Martello tower, Tankardstown, Co. Dublin
Co. Dublin |
Coastal Defenses
The squat stone tower on the slight promontory just north of Balbriggan has lost its parapet, its render, and its flagstaff, but it carries a quietly layered past that goes back further than the British military engineers who built it.
A manuscript entry from 1804 notes that the site chosen for the new tower sat on 'part of an old Danish fort', meaning the Napoleonic-era structure was raised on the remnants of something considerably older. That palimpsest quality, a coastal fortification planted on top of an earlier one, is easy to walk past without noticing.
The tower is number twelve in a chain of Martello towers built along the north Dublin coast, a series of round, thick-walled stone structures erected across Britain and Ireland from the early nineteenth century in anticipation of a French invasion that never came. Construction of the Dublin towers began in 1804 under Colonel Benjamin Fisher of the Royal Engineers, and by December 1805 all twelve were armed and complete, each mounting a single 24-pounder cannon. This one, built specifically 'for the defence of the Pier and Cove at Balbriggan', was manned by a full complement of Royal Artillerymen for the duration of the Napoleonic Wars. Once the threat passed, the garrison was reduced to a single local invalid Gunner, a common postwar arrangement along such coastal chains. The base batter, the thickened sloping base of the wall, is still visible, as are corbels above the entrance and pairs of musket holes on either side of the doorway. A recess for the cannon is cut into the west side. A photograph from the Valentine collection, taken sometime between 1929 and 1950, shows the tower still largely intact, complete with parapet, chimney, and flagstaff. The parapet is now gone, and the stone is said to have been repurposed in the construction of houses on Drogheda Street in Balbriggan.
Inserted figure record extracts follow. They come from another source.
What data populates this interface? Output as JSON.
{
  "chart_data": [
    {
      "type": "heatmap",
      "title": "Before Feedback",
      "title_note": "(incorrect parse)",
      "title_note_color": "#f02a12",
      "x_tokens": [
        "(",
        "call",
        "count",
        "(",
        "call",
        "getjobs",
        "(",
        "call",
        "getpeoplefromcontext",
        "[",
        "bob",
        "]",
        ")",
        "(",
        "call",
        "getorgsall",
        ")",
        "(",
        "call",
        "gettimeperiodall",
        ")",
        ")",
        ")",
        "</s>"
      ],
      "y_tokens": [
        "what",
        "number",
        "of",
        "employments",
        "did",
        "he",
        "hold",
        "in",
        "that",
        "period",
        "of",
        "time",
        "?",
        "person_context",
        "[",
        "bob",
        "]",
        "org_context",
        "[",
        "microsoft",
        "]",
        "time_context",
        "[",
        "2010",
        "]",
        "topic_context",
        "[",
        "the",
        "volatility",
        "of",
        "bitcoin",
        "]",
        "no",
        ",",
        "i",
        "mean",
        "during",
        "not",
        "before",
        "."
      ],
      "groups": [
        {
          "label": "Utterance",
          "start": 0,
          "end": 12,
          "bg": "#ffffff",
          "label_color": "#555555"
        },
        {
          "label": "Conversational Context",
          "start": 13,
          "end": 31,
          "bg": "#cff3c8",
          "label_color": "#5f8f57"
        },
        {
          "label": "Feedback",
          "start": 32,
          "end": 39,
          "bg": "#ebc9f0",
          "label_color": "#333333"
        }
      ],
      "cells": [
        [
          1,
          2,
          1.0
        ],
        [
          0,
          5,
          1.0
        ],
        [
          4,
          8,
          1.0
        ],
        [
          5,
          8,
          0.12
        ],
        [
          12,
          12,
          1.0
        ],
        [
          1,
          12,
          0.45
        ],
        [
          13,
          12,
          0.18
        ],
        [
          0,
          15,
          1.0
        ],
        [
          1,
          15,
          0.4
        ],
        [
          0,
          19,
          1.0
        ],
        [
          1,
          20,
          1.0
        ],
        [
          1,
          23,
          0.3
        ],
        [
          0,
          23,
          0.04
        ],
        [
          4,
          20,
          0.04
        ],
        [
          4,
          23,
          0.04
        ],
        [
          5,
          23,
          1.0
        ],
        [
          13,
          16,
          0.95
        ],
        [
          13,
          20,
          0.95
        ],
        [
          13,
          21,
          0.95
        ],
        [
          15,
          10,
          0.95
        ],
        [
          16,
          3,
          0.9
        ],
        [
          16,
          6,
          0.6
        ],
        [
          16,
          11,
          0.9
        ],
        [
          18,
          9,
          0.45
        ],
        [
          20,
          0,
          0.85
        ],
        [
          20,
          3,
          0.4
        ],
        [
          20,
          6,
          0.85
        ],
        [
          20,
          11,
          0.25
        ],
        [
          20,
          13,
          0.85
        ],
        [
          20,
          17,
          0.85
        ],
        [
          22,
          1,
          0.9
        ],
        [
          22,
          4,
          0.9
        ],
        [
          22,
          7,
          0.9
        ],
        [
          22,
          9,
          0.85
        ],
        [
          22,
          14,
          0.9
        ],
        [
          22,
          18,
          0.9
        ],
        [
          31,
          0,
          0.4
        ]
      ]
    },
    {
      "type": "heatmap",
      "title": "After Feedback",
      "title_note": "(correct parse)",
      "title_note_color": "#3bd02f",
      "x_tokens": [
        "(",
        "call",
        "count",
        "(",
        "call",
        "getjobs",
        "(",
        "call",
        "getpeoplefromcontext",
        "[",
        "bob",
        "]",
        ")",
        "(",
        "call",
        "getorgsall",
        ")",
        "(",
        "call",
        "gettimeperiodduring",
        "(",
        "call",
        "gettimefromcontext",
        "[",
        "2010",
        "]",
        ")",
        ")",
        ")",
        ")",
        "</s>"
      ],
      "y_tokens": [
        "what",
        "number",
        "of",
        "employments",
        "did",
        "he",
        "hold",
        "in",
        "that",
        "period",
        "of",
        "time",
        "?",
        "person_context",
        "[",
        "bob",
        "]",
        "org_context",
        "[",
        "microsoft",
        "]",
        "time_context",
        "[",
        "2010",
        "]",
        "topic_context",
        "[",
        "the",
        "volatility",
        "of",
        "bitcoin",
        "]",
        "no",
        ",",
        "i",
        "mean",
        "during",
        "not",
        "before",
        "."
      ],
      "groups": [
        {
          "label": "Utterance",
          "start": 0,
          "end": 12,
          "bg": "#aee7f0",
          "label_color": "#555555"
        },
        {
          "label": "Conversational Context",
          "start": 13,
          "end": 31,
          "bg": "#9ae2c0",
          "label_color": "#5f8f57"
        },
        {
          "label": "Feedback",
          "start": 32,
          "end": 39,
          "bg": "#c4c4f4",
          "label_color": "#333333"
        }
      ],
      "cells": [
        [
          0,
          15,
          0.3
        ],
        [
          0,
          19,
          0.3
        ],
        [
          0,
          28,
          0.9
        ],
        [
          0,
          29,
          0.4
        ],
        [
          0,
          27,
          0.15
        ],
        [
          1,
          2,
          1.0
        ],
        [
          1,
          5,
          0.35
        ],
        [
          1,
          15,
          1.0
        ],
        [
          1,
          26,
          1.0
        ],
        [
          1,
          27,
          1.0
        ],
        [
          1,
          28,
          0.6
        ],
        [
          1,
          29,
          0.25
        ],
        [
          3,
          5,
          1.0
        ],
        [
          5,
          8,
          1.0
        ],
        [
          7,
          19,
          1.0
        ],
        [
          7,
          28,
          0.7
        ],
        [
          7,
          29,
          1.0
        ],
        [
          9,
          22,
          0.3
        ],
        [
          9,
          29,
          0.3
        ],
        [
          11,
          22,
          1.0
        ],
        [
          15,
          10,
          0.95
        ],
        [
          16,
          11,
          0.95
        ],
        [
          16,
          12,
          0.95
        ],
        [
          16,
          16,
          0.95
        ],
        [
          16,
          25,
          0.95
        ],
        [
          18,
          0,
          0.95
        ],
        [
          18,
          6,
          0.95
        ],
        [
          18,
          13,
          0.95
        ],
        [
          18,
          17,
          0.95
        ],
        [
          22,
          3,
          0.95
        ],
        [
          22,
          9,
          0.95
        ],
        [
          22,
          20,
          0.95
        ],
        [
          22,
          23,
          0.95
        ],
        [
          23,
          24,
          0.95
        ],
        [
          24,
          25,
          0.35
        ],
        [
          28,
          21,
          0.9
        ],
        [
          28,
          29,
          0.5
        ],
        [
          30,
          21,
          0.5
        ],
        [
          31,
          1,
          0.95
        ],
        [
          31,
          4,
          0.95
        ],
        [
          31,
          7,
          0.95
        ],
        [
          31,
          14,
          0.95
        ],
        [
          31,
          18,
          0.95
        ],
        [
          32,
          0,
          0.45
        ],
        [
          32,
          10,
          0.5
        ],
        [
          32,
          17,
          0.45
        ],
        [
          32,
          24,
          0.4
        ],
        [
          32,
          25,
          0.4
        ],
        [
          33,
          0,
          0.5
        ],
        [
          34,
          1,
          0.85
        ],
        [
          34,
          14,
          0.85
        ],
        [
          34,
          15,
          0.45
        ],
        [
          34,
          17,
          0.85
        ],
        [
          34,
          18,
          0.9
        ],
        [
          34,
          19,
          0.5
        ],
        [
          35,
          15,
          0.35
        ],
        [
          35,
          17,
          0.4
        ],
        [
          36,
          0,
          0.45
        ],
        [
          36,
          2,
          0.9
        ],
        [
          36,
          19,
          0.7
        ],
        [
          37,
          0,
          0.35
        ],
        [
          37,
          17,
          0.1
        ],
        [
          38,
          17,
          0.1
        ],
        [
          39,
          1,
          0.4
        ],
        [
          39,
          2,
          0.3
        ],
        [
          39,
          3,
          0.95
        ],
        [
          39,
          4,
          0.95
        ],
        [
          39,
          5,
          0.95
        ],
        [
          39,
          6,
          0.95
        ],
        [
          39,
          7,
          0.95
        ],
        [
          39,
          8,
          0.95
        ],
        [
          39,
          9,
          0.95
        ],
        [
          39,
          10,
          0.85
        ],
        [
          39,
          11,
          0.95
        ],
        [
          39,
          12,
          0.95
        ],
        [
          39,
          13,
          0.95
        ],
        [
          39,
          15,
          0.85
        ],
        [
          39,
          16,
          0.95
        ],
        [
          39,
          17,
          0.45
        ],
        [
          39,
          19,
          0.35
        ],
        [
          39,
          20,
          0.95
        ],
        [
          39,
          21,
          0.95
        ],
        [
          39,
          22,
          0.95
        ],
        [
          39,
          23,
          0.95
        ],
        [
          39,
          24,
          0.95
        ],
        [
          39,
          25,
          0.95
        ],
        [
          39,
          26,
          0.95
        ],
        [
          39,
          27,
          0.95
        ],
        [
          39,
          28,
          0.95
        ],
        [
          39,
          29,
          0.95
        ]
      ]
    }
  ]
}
The tower stands on a slight promontory with the ground to the west and south now landscaped into a public park, so access is straightforward. The first-floor doorway is no longer reachable from outside, but the exterior details, the musket loops, the cannon recess, and the base batter, are legible at close range. The damaged state of the parapet makes it easier, rather than harder, to read the structure's history of reuse and quiet neglect.